You're definitely not alone! Terminal value trips up a lot of candidates. A good way to think about it:
- Use perpetuity growth when projecting a stable, mature business.
- Use exit multiple when there are good comps available and you want market-based validation.
Both methods should give roughly similar ranges if your assumptions are solid.
To build confidence, practice explaining why you're using a method and not just the math. Try teaching it to someone else or recording yourself.

Totally understandable—this trips up a lot of people, even those who’ve done multiple DCFs. The key to getting comfortable is to break it down into clear principles and then get to the point where you can explain your choices simply, not just model them.
Here’s how you can think through and internalize it better:
1. Perpetuity Growth vs. Exit Multiple:
- Use perpetuity growth when you're modeling a business that is expected to grow steadily into the long term.

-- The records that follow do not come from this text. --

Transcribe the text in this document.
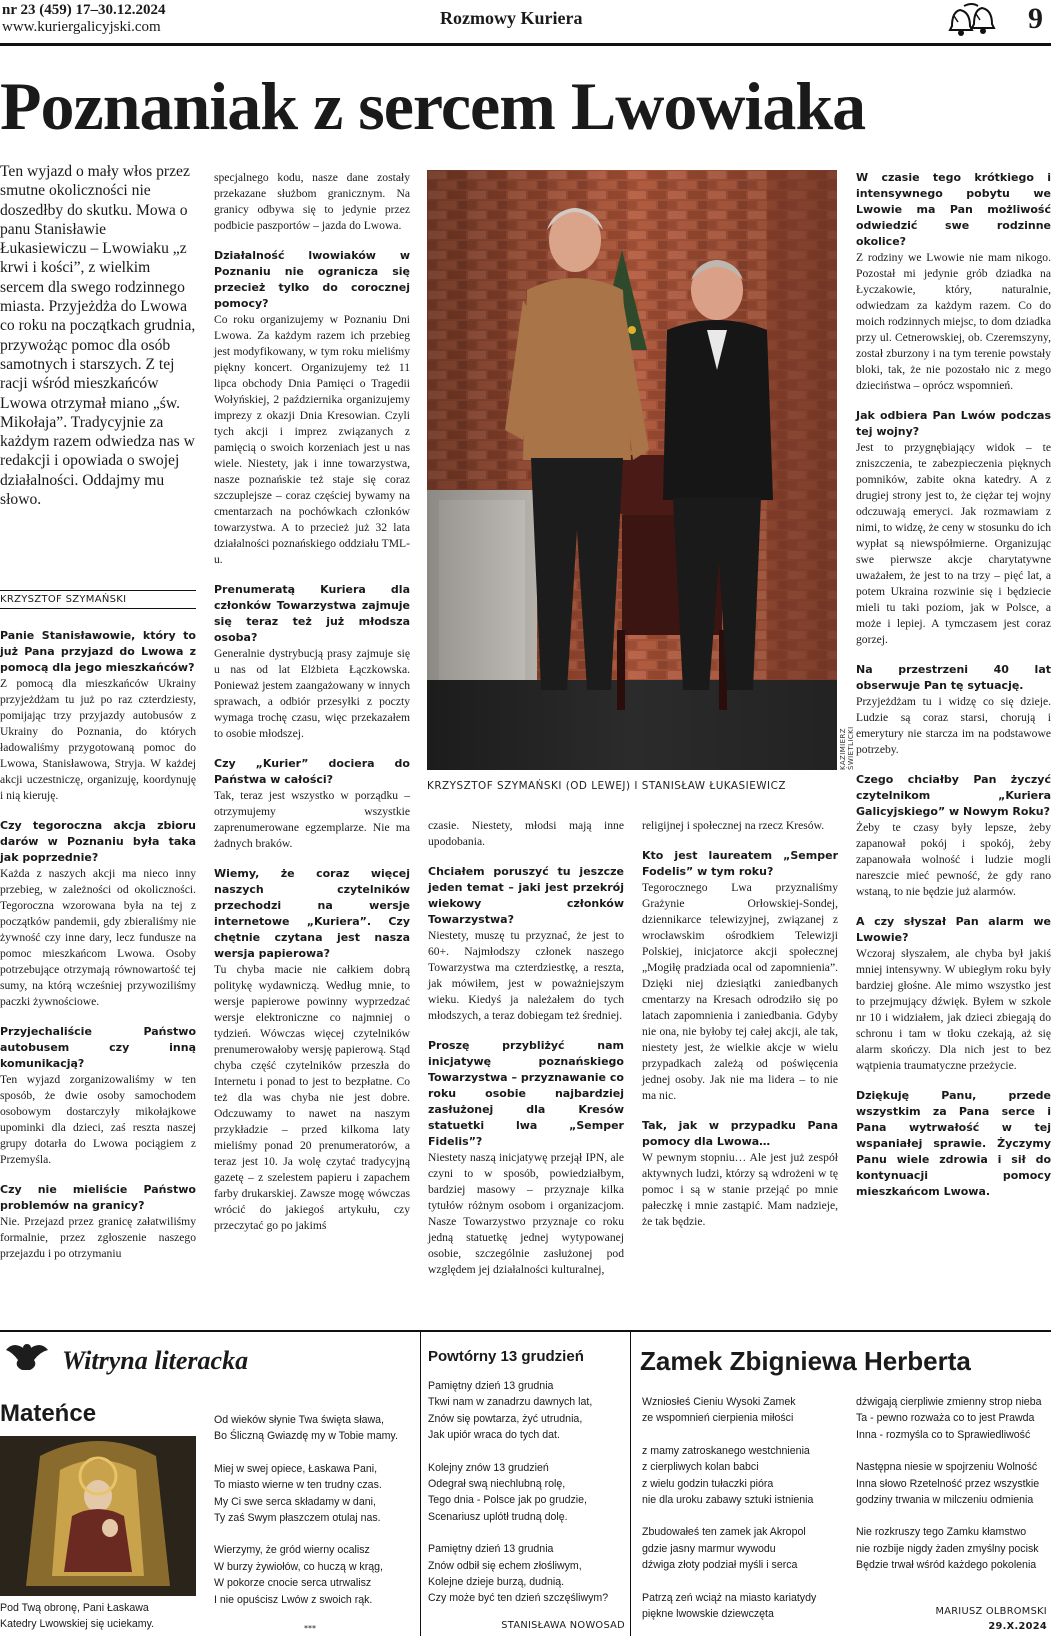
nr 23 (459) 17–30.12.2024
www.kuriergalicyjski.com	Rozmowy Kuriera	9
Poznaniak z sercem Lwowiaka
Ten wyjazd o mały włos przez smutne okoliczności nie doszedłby do skutku. Mowa o panu Stanisławie Łukasiewiczu – Lwowiaku „z krwi i kości”, z wielkim sercem dla swego rodzinnego miasta. Przyjeżdża do Lwowa co roku na początkach grudnia, przywożąc pomoc dla osób samotnych i starszych. Z tej racji wśród mieszkańców Lwowa otrzymał miano „św. Mikołaja”. Tradycyjnie za każdym razem odwiedza nas w redakcji i opowiada o swojej działalności. Oddajmy mu słowo.
KRZYSZTOF SZYMAŃSKI

Panie Stanisławowie, który to już Pana przyjazd do Lwowa z pomocą dla jego mieszkańców?
Z pomocą dla mieszkańców Ukrainy przyjeżdżam tu już po raz czterdziesty, pomijając trzy przyjazdy autobusów z Ukrainy do Poznania, do których ładowaliśmy przygotowaną pomoc do Lwowa, Stanisławowa, Stryja. W każdej akcji uczestniczę, organizuję, koordynuję i nią kieruję.

Czy tegoroczna akcja zbioru darów w Poznaniu była taka jak poprzednie?
Każda z naszych akcji ma nieco inny przebieg, w zależności od okoliczności. Tegoroczna wzorowana była na tej z początków pandemii, gdy zbieraliśmy nie żywność czy inne dary, lecz fundusze na pomoc mieszkańcom Lwowa. Osoby potrzebujące otrzymają równowartość tej sumy, na którą wcześniej przywoziliśmy paczki żywnościowe.

Przyjechaliście Państwo autobusem czy inną komunikacją?
Ten wyjazd zorganizowaliśmy w ten sposób, że dwie osoby samochodem osobowym dostarczyły mikołajkowe upominki dla dzieci, zaś reszta naszej grupy dotarła do Lwowa pociągiem z Przemyśla.

Czy nie mieliście Państwo problemów na granicy?
Nie. Przejazd przez granicę załatwiliśmy formalnie, przez zgłoszenie naszego przejazdu i po otrzymaniu

specjalnego kodu, nasze dane zostały przekazane służbom granicznym. Na granicy odbywa się to jedynie przez podbicie paszportów – jazda do Lwowa.

Działalność lwowiaków w Poznaniu nie ogranicza się przecież tylko do corocznej pomocy?
Co roku organizujemy w Poznaniu Dni Lwowa. Za każdym razem ich przebieg jest modyfikowany, w tym roku mieliśmy piękny koncert. Organizujemy też 11 lipca obchody Dnia Pamięci o Tragedii Wołyńskiej, 2 października organizujemy imprezy z okazji Dnia Kresowian. Czyli tych akcji i imprez związanych z pamięcią o swoich korzeniach jest u nas wiele. Niestety, jak i inne towarzystwa, nasze poznańskie też staje się coraz szczuplejsze – coraz częściej bywamy na cmentarzach na pochówkach członków towarzystwa. A to przecież już 32 lata działalności poznańskiego oddziału TML-u.

Prenumeratą Kuriera dla członków Towarzystwa zajmuje się teraz też już młodsza osoba?
Generalnie dystrybucją prasy zajmuje się u nas od lat Elżbieta Łączkowska. Ponieważ jestem zaangażowany w innych sprawach, a odbiór przesyłki z poczty wymaga trochę czasu, więc przekazałem to osobie młodszej.

Czy „Kurier” dociera do Państwa w całości?
Tak, teraz jest wszystko w porządku – otrzymujemy wszystkie zaprenumerowane egzemplarze. Nie ma żadnych braków.

Wiemy, że coraz więcej naszych czytelników przechodzi na wersje internetowe „Kuriera”. Czy chętnie czytana jest nasza wersja papierowa?
Tu chyba macie nie całkiem dobrą politykę wydawniczą. Według mnie, to wersje papierowe powinny wyprzedzać wersje elektroniczne co najmniej o tydzień. Wówczas więcej czytelników prenumerowałoby wersję papierową. Stąd chyba część czytelników przeszła do Internetu i ponad to jest to bezpłatne. Co też dla was chyba nie jest dobre. Odczuwamy to nawet na naszym przykładzie – przed kilkoma laty mieliśmy ponad 20 prenumeratorów, a teraz jest 10. Ja wolę czytać tradycyjną gazetę – z szelestem papieru i zapachem farby drukarskiej. Zawsze mogę wówczas wrócić do jakiegoś artykułu, czy przeczytać go po jakimś

czasie. Niestety, młodsi mają inne upodobania.

Chciałem poruszyć tu jeszcze jeden temat – jaki jest przekrój wiekowy członków Towarzystwa?
Niestety, muszę tu przyznać, że jest to 60+. Najmłodszy członek naszego Towarzystwa ma czterdziestkę, a reszta, jak mówiłem, jest w poważniejszym wieku. Kiedyś ja należałem do tych młodszych, a teraz dobiegam też średniej.

Proszę przybliżyć nam inicjatywę poznańskiego Towarzystwa – przyznawanie co roku osobie najbardziej zasłużonej dla Kresów statuetki lwa „Semper Fidelis”?
Niestety naszą inicjatywę przejął IPN, ale czyni to w sposób, powiedziałbym, bardziej masowy – przyznaje kilka tytułów różnym osobom i organizacjom. Nasze Towarzystwo przyznaje co roku jedną statuetkę jednej wytypowanej osobie, szczególnie zasłużonej pod względem jej działalności kulturalnej,

religijnej i społecznej na rzecz Kresów.

Kto jest laureatem „Semper Fodelis” w tym roku?
Tegorocznego Lwa przyznaliśmy Grażynie Orłowskiej-Sondej, dziennikarce telewizyjnej, związanej z wrocławskim ośrodkiem Telewizji Polskiej, inicjatorce akcji społecznej „Mogiłę pradziada ocal od zapomnienia”. Dzięki niej dziesiątki zaniedbanych cmentarzy na Kresach odrodziło się po latach zapomnienia i zaniedbania. Gdyby nie ona, nie byłoby tej całej akcji, ale tak, niestety jest, że wielkie akcje w wielu przypadkach zależą od poświęcenia jednej osoby. Jak nie ma lidera – to nie ma nic.

Tak, jak w przypadku Pana pomocy dla Lwowa…
W pewnym stopniu… Ale jest już zespół aktywnych ludzi, którzy są wdrożeni w tę pomoc i są w stanie przejąć po mnie pałeczkę i mnie zastąpić. Mam nadzieje, że tak będzie.

W czasie tego krótkiego i intensywnego pobytu we Lwowie ma Pan możliwość odwiedzić swe rodzinne okolice?
Z rodziny we Lwowie nie mam nikogo. Pozostał mi jedynie grób dziadka na Łyczakowie, który, naturalnie, odwiedzam za każdym razem. Co do moich rodzinnych miejsc, to dom dziadka przy ul. Cetnerowskiej, ob. Czeremszyny, został zburzony i na tym terenie powstały bloki, tak, że nie pozostało nic z mego dzieciństwa – oprócz wspomnień.

Jak odbiera Pan Lwów podczas tej wojny?
Jest to przygnębiający widok – te zniszczenia, te zabezpieczenia pięknych pomników, zabite okna katedry. A z drugiej strony jest to, że ciężar tej wojny odczuwają emeryci. Jak rozmawiam z nimi, to widzę, że ceny w stosunku do ich wypłat są niewspółmierne. Organizując swe pierwsze akcje charytatywne uważałem, że jest to na trzy – pięć lat, a potem Ukraina rozwinie się i będziecie mieli tu taki poziom, jak w Polsce, a może i lepiej. A tymczasem jest coraz gorzej.

Na przestrzeni 40 lat obserwuje Pan tę sytuację.
Przyjeżdżam tu i widzę co się dzieje. Ludzie są coraz starsi, chorują i emerytury nie starcza im na podstawowe potrzeby.

Czego chciałby Pan życzyć czytelnikom „Kuriera Galicyjskiego” w Nowym Roku?
Żeby te czasy były lepsze, żeby zapanował pokój i spokój, żeby zapanowała wolność i ludzie mogli nareszcie mieć pewność, że gdy rano wstaną, to nie będzie już alarmów.

A czy słyszał Pan alarm we Lwowie?
Wczoraj słyszałem, ale chyba był jakiś mniej intensywny. W ubiegłym roku były bardziej głośne. Ale mimo wszystko jest to przejmujący dźwięk. Byłem w szkole nr 10 i widziałem, jak dzieci zbiegają do schronu i tam w tłoku czekają, aż się alarm skończy. Dla nich jest to bez wątpienia traumatyczne przeżycie.

Dziękuję Panu, przede wszystkim za Pana serce i Pana wytrwałość w tej wspaniałej sprawie. Życzymy Panu wiele zdrowia i sił do kontynuacji pomocy mieszkańcom Lwowa.

KAZIMIERZ ŚWIETLICKI
KRZYSZTOF SZYMAŃSKI (OD LEWEJ) I STANISŁAW ŁUKASIEWICZ
Witryna literacka
Mateńce
Pod Twą obronę, Pani Łaskawa
Katedry Lwowskiej się uciekamy.
Od wieków słynie Twa święta sława,
Bo Śliczną Gwiazdę my w Tobie mamy.
Miej w swej opiece, Łaskawa Pani,
To miasto wierne w ten trudny czas.
My Ci swe serca składamy w dani,
Ty zaś Swym płaszczem otulaj nas.
Wierzymy, że gród wierny ocalisz
W burzy żywiołów, co huczą w krąg,
W pokorze cnocie serca utrwalisz
I nie opuścisz Lwów z swoich rąk.
***
Powtórny 13 grudzień
Pamiętny dzień 13 grudnia
Tkwi nam w zanadrzu dawnych lat,
Znów się powtarza, żyć utrudnia,
Jak upiór wraca do tych dat.
Kolejny znów 13 grudzień
Odegrał swą niechlubną rolę,
Tego dnia - Polsce jak po grudzie,
Scenariusz uplótł trudną dolę.
Pamiętny dzień 13 grudnia
Znów odbił się echem złośliwym,
Kolejne dzieje burzą, dudnią.
Czy może być ten dzień szczęśliwym?
STANISŁAWA NOWOSAD
Zamek Zbigniewa Herberta
Wzniosłeś Cieniu Wysoki Zamek
ze wspomnień cierpienia miłości
z mamy zatroskanego westchnienia
z cierpliwych kolan babci
z wielu godzin tułaczki pióra
nie dla uroku zabawy sztuki istnienia
Zbudowałeś ten zamek jak Akropol
gdzie jasny marmur wywodu
dźwiga złoty podział myśli i serca
Patrzą zeń wciąż na miasto kariatydy
piękne lwowskie dziewczęta
dźwigają cierpliwie zmienny strop nieba
Ta - pewno rozważa co to jest Prawda
Inna - rozmyśla co to Sprawiedliwość
Następna niesie w spojrzeniu Wolność
Inna słowo Rzetelność przez wszystkie
godziny trwania w milczeniu odmienia
Nie rozkruszy tego Zamku kłamstwo
nie rozbije nigdy żaden zmyślny pocisk
Będzie trwał wśród każdego pokolenia
MARIUSZ OLBROMSKI
29.X.2024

This is more theoretical, based on long-term macroeconomic assumptions (like GDP growth or inflation). It works well for mature, stable companies.
- Use an exit multiple when you're assuming the company would be sold at the end of the forecast period, and you're using current market comps to estimate the value at that point. This is more market-based and easier to defend with comparables.
What’s important is not choosing the “right” one—they’re both valid—but being clear in your reasoning. In an interview, if you say something like: “For a more mature business with predictable cash flows, I’d lean toward a perpetuity growth approach to reflect continued performance. But for a company likely to be acquired or where comps are strong, an exit multiple might give a better market-aligned estimate,” that’s a strong answer.
2. Mid-year convention:
- This adjusts for the fact that cash flows come in throughout the year, not just at the end. So instead of discounting as if all cash arrives on December 31, you're shifting it back by half a year.
- It’s a technical detail, but you can usually apply it by adjusting the discount periods (e.g., using n - 0.5 instead of n) or using a mid-year WACC adjustment.
- You don’t have to do this in every model, but if you're going deep, mention you apply it when precision matters—especially for longer forecasts or when teaching someone else about time value.
3. WACC tweaks:
- WACC is sensitive to assumptions about capital structure, risk, and market conditions. If a company becomes riskier over time or if you’re changing the capital mix, you might update WACC.
- But usually, in standard DCFs, WACC is held constant unless there's a clear reason to change it.
How to build confidence:
- Take a model you’ve already built and try to explain every assumption out loud to yourself like you're teaching it. Focus on why you're doing something, not just how.
- Practice explaining both terminal value methods to a friend or in mock interviews. Don’t try to sound smart—try to be clear.
- Build the same DCF twice: once with perpetuity growth and once with an exit multiple. Compare the results and write down what assumptions cause the difference.
- Review a company’s public DCF (like in analyst reports) and trace how they got their terminal value. Reverse-engineer their logic.
This is one of those areas where you “learn by teaching.” When you can teach terminal value choices confidently to someone else, even a non-finance person, you’re there. And for interviews, clarity beats complexity every time.